Reputation: 10979
I have about 30 lines of code that do just this (getting Z scores):
data$z_col1 <- (data$col1 - mean(data$col1, na.rm = TRUE)) / sd(data$col1, na.rm = TRUE)
data$z_col2 <- (data$col2 - mean(data$col2, na.rm = TRUE)) / sd(data$col2, na.rm = TRUE)
data$z_col3 <- (data$col3 - mean(data$col3, na.rm = TRUE)) / sd(data$col3, na.rm = TRUE)
data$z_col4 <- (data$col4 - mean(data$col4, na.rm = TRUE)) / sd(data$col4, na.rm = TRUE)
data$z_col5 <- (data$col5 - mean(data$col5, na.rm = TRUE)) / sd(data$col5, na.rm = TRUE)
Is there some way, maybe using apply()
or something, that I can just essentially do (python):
for col in ['col1', 'col2', 'col3']:
data{col} = ... z score code here
Thanks R friends.
Upvotes: 3
Views: 8860
Reputation: 138
Check this out I iterate through the data frame to recognise NA rows
for(i in names(houseDF)){
print(i)
print(nrow(houseDF[is.na(houseDF[i]),]))
print("---------------------")
}
Upvotes: 0
Reputation: 115515
A data.frame
is a list, thus you can use lapply
. Don't use apply
on a data.frame
as this will coerce to a matrix
.
lapply(data, function(x) (x - mean(x,na.rm = TRUE))/sd(x, na.rm = TRUE))
Or you could use scale
which performs this calculation on a vector.
lapply(data, scale)
You can translate the python
style approach directy
for(col in names(data)){
data[[col]] <- scale(data[[col]])
}
Note that this approach is not memory efficient in R as [[<.data.frame
copies the entire data.frame each time.
Upvotes: 6
Reputation: 3561
I think you're right, apply() may be the way to go here.
For example:
data <- array(1:20, dim=c(4, 5))
data.zscores <- apply(data, 2, function(x)

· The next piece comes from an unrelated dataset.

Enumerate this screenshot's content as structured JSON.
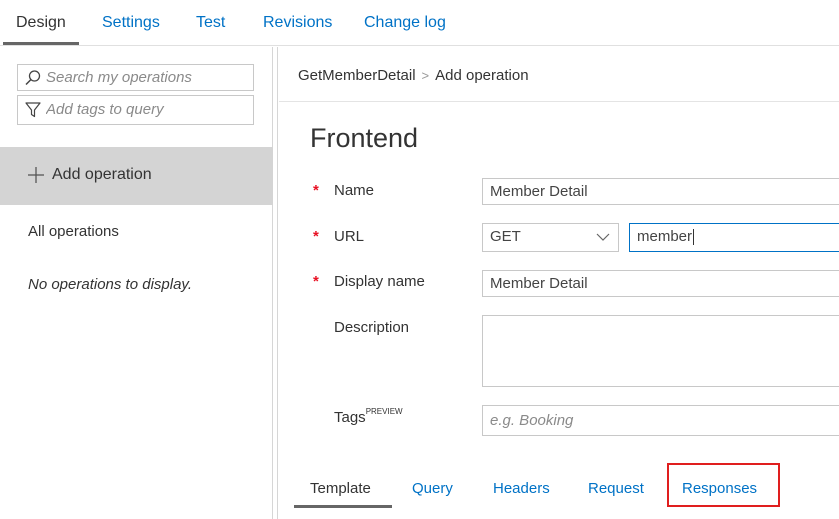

(x-mean(x, na.rm = TRUE))/sd(x, na.rm = TRUE))
The function apply() takes a matrix or array as it's first argument. The "2" refers to the dimension the function is iterated over - which in our case is columns. If we wanted to do it by row, we'd go with "1". Lastly, we have the function we want to apply to each column. See ?apply for more details.
Upvotes: 2